Van Dongen readily adopted a Fauve palette during this period, having previously explored the possibilities of Pointillism. The present work demonstrates this shift with its strong, differentiated fields of color, reminiscent of Gauguin rather than Signac. These bold areas of pure pigment thrust the horse and the female figure into the foreground, an effect heightened by the dark background. There is an ardent intensity in the horse's color underlined by the contrast with the simplified, almost monochrome woman—essentially a strip of ultramarine. Paul Gsell observes “It might be in his analysis of the impressions of light that van Dongen excels. He has his own shades. His range of colors is different from his fellow artists... He has reintroduced the care for color in the modern vision of luxury. He is as gifted as Delacroix” (Paul Gsell, quoted in Kees van Dongen (exhibition catalogue), Monaco, Salle d'expositions du quai Antoine 1er, 2008, p. 264).
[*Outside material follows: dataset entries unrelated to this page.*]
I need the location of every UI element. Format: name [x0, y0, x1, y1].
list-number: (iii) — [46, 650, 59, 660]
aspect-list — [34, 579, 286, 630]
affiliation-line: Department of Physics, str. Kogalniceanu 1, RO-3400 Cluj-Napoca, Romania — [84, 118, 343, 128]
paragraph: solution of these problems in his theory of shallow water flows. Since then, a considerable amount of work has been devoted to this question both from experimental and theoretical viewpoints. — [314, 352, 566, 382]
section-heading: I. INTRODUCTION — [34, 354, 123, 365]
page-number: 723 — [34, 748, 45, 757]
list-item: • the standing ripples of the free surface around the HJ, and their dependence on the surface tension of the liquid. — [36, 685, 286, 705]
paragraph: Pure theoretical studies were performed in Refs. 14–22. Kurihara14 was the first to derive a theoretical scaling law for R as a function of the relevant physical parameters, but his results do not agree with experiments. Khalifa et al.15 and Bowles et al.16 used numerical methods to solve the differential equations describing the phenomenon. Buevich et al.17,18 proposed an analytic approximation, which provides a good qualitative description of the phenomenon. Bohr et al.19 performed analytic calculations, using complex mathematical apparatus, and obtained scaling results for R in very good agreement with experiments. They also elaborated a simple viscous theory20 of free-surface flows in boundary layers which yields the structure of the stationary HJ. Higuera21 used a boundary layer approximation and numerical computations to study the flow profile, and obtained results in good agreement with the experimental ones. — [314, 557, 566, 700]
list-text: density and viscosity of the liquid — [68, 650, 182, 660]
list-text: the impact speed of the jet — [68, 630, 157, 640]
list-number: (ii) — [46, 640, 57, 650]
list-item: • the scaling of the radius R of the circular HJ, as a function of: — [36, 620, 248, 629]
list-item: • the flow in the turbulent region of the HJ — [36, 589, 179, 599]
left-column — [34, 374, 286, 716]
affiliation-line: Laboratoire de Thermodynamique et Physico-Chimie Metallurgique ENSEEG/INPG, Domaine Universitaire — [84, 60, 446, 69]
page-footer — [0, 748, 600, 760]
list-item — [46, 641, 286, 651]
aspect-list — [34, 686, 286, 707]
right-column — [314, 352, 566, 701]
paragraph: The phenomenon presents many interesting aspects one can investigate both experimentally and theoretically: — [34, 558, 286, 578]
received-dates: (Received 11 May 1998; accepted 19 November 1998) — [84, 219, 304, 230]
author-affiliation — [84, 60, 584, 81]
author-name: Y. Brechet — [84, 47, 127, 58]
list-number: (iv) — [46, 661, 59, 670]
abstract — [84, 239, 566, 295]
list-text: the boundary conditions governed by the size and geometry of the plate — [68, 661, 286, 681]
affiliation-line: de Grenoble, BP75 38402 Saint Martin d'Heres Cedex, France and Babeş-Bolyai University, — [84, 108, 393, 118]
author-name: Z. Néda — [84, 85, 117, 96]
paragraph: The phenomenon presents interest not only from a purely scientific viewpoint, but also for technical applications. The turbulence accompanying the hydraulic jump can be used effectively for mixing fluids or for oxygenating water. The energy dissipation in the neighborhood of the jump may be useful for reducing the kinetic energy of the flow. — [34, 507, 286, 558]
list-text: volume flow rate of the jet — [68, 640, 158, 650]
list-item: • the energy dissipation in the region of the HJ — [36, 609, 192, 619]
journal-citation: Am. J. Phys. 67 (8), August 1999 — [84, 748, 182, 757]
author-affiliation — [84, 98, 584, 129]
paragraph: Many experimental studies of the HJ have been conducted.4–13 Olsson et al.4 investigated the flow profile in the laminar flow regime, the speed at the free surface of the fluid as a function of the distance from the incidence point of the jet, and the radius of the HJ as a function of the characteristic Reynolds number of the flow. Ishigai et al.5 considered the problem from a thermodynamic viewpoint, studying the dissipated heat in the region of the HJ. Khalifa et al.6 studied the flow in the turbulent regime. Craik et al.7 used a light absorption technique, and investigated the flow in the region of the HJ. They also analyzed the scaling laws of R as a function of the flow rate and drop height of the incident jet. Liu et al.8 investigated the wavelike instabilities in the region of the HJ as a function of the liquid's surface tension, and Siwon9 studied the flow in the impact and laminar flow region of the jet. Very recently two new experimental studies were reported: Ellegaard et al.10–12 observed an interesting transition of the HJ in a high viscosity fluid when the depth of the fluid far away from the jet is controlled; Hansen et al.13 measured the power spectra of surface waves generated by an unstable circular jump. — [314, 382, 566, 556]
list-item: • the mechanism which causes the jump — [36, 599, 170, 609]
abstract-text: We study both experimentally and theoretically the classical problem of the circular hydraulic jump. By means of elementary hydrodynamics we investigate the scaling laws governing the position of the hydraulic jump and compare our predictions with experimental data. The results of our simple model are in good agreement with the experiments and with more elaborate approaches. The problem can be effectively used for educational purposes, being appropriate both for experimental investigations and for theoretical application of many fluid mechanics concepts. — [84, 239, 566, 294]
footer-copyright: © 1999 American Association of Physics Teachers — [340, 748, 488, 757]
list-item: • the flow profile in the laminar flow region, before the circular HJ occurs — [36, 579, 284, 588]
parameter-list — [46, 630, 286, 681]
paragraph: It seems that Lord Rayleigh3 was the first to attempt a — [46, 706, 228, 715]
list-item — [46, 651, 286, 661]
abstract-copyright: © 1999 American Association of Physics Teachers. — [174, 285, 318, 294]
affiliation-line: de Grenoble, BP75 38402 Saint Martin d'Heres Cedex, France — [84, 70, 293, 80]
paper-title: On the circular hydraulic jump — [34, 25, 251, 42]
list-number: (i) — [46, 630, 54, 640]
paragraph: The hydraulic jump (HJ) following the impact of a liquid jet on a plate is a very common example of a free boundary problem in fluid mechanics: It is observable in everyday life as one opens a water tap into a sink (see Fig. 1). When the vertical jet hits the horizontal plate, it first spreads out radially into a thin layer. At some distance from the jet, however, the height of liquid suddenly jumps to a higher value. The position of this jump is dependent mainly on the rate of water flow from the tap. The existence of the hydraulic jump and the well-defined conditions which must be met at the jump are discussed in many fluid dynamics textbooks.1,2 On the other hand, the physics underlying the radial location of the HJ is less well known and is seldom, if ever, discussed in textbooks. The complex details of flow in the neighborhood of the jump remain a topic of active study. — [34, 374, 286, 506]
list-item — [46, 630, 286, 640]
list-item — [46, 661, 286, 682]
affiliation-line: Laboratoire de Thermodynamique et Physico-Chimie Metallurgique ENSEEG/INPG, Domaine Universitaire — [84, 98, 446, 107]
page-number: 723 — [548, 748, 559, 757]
The subject of this work is formally elegant and seemingly innocent but is in fact most likely the negotiation between a prostitute and her customer in the Bois de Boulogne, at the time a well-known salacious haunt on the edges of Paris. Van Dongen painted several canvases on this subject, a natural extension of his interest in sharply observed street life in the "hustle-bustle" seaport area of Rotterdam where he was a student in the 1890s. His dedication to recording the multiple facets of Paris at the beginning of the twentieth century is discussed by Gaston Diehl:  "From Van Dongen's beginnings, by the side of streetwalkers, midinettes, ballerinas, and circus people, there are bonnes bourgeoises, artists of renown, important personages mixed up with the mob of the streets, with the dandies, the streetwalkers, the playboys, etc. Still more, after the first war, the most celebrated personalities, the most elegant of the dernier cri, the millionaires of the Old World or of the New are side by side... All of humanity is there, fixed, catalogued, registered” (Gaston Diehl, Van Dongen, New York, 1969, p. 90). Eschewing the landscape subject matter of his fellow Fauve painters, he preferred to paint at the circus, in cabarets and music halls. The resulting vignettes of life in Paris, of which the present canvas is one, clearly reflect van Dongen’s artistic heritage, as a compatriot of Rembrandt van Rijn and heir to the Dutch genre painting tradition.

The subject of the park continued to preoccupy the artist and he went so far as to move to the Villa Saïd in the Bois de Boulogne between 1915 and 1921, a period during which his reputation began to transition from avant-gardiste to society darling.